Water itself is also pretty dirty (to the eye). I have a drying rack over the sink, and it’s got two rows. The glasses on the bottom row catch water dripping from the top, and these leave mineral deposits. This is why drying is also an important step. If you’re having water problems, sometimes you can add a little vinegar to your rinse water. This will basically evaporate away, and it’s pretty handy for glasses.
Course The Second: Dangerous Habits
It sounds like a lot. And it is. I think the common wisdom is to wash the dishes every day if you’re handwashing. Yes, this is ideal for your dishes. But not ideal for having some semblance of a real life. There are a billion things we try to do every day, and building those good habits is difficult (flossing, Duolingo, not farting in your office constantly).

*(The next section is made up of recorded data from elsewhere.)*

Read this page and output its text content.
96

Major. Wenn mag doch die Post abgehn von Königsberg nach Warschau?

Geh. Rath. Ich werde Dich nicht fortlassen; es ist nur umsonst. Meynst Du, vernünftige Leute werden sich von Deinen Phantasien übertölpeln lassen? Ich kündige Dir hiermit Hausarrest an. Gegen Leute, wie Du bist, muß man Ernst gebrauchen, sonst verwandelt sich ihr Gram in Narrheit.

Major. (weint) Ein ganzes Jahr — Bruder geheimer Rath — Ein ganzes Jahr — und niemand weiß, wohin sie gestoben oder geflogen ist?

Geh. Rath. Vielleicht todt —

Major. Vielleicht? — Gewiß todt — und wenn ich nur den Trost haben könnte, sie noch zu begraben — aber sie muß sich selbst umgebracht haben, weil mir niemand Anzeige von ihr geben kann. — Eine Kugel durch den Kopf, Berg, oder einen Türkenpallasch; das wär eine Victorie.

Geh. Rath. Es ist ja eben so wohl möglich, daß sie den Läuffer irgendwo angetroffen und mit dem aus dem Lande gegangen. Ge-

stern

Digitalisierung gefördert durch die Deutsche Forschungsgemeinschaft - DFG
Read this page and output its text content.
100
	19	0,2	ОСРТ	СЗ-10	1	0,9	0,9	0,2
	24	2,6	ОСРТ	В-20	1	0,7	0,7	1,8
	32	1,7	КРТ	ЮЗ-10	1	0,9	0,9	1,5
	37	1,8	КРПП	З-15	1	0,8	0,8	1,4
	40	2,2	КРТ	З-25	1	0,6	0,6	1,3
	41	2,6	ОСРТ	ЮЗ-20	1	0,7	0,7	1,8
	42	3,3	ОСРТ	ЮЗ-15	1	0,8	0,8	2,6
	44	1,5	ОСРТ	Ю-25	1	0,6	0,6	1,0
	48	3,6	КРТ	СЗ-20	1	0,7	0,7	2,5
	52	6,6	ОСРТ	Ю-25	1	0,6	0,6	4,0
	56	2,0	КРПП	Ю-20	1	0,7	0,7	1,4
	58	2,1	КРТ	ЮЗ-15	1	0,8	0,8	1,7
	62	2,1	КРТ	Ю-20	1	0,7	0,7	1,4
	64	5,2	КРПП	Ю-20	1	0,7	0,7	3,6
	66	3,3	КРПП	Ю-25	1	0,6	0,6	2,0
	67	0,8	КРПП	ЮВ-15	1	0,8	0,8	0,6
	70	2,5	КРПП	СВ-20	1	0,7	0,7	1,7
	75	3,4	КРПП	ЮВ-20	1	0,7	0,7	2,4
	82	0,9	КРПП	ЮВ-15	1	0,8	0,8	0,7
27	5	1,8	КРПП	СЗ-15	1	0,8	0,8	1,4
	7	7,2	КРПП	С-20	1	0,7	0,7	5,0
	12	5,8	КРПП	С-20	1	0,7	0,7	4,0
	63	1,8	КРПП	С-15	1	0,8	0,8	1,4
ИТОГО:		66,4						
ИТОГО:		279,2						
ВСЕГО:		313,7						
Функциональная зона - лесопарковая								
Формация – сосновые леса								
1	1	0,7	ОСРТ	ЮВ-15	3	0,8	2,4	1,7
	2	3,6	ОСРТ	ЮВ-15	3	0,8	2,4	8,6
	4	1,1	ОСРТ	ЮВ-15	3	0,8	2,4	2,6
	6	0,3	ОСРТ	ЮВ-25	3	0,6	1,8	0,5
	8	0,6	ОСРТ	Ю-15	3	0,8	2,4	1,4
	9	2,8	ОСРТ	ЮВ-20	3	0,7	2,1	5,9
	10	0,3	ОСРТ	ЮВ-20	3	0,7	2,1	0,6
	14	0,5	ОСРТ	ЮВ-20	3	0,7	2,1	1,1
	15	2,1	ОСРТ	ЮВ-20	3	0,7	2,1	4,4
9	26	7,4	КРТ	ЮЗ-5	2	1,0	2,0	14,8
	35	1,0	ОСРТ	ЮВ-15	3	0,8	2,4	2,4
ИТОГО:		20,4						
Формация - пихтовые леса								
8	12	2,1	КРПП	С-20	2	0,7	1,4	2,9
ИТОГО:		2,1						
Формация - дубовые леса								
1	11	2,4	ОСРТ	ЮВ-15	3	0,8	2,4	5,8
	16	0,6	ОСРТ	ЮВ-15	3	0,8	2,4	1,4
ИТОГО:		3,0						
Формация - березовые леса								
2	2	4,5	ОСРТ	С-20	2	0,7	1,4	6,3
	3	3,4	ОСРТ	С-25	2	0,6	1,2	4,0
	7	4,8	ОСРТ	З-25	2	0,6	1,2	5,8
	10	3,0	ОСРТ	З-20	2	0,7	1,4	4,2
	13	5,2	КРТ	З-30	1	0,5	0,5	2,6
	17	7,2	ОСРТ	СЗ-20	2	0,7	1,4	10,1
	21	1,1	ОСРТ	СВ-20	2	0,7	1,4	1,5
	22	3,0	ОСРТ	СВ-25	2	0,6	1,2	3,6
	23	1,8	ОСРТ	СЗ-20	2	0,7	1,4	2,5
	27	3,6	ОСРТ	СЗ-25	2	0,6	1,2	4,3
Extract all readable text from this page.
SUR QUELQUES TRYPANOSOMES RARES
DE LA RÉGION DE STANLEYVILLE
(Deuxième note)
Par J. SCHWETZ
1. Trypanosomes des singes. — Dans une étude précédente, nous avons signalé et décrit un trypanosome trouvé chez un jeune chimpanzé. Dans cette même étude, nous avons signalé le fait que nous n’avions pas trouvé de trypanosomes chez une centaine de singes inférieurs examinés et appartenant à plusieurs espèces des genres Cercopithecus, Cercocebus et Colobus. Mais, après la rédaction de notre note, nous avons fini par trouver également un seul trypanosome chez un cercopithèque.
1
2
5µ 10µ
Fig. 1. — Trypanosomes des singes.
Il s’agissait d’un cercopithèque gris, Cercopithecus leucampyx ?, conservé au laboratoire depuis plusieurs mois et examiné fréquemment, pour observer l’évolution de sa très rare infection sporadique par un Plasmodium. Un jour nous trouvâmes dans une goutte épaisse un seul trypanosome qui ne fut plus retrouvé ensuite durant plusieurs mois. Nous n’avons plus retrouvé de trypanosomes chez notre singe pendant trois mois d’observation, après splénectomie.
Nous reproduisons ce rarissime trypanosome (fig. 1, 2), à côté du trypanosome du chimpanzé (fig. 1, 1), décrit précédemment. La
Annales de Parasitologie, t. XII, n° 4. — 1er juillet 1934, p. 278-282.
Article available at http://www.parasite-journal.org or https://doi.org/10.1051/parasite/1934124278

The other thing to consider, a dishwasher washes each dish for like an hour because it can wash them all at once. Handwashing is faster, but let’s not kid ourselves, most of us don’t spend even 5 minutes on a single cup. Meanwhile, in the machine, that single cup is getting attention for an entire hour. Which is why I might also suggest giving yourself a set amount of time to do dishes every day, and doing the dishes that long. Finishing early is not allowed, you’ve just got to move to another cleaning job if that happens. But if you haven’t finished all the dishes, it’s cool. You put in your 20 minutes, drain the sink, you’ll get to the rest tomorrow. Some days are more dish-intensive than others.
Also, to help build the habit, do something you like while washing the dishes. If you like orange Jolly Ranchers, have them only while you do the dishes. Pick out a podcast you like, and ONLY listen while doing the dishes. Drink. But again, don’t come crying to me when you’re struggling in AA because you were shitfaced every day, making plates dirty on purpose to have another hit off the bottle.
Last, consider reducing the number of dishes you keep in the home. When you only have 5 forks, you can only go so long without washing the dishes, and even when they’re piled up it’s only so bad. In my experience most people have at least twice as much of that stuff as they need, all in anticipation of having parties over and having guests, which all of us intend to do and most of us rarely do. And besides, if you have guests, nobody’s going to complain when you say, “We’re out of glasses, so everyone just pass around this bottle of bourbon.” This, by the way, is the prime example of how classy parties are never as fun. Don’t get crazy, don’t have one fork per person. I have 5 of each thing, as one guy, and that seems to be a pretty good number.
Course The Third: Giving Up (A Little)
I have some black plates, and they really show things like grease, smudges, whatever. I got black and white Fiesta stuff from my mom, okay? I don’t want people to read this and get the wrong idea, like I’m eating off all black plates and with black utensils like a bad guy from The Crow or something.
As a handwasher by circumstance all these years, I’ve just had to learn to accept that some dishes show more wear, grease, and smudges no matter what I do. Don’t get me wrong, I don’t leave like a whole shrimp stuck to a plate (I don’t know why I used shrimp as an example. I don’t think I eat shrimp ever), or a fleck of oatmeal, even though I’m convinced a dried oat will stick to the side of a space shuttle as it exits Earth’s atmosphere. What I’m saying is that one reasonable course of action is to say that there’s a difference between “clean” and “clean enough.” When a glass isn’t shiny…it might still be clean enough.
To put this another way, a really effective glass cleaner is Lemon Pledge. In fact, next time you’re in a hotel, sniff those glasses. Oftentimes it’s a little spray of Lemon Pledge in there rather than legit glass cleaner. Point being, something can look super clean and not be, so it stands to reason that it can look dirty and still be fairly clean.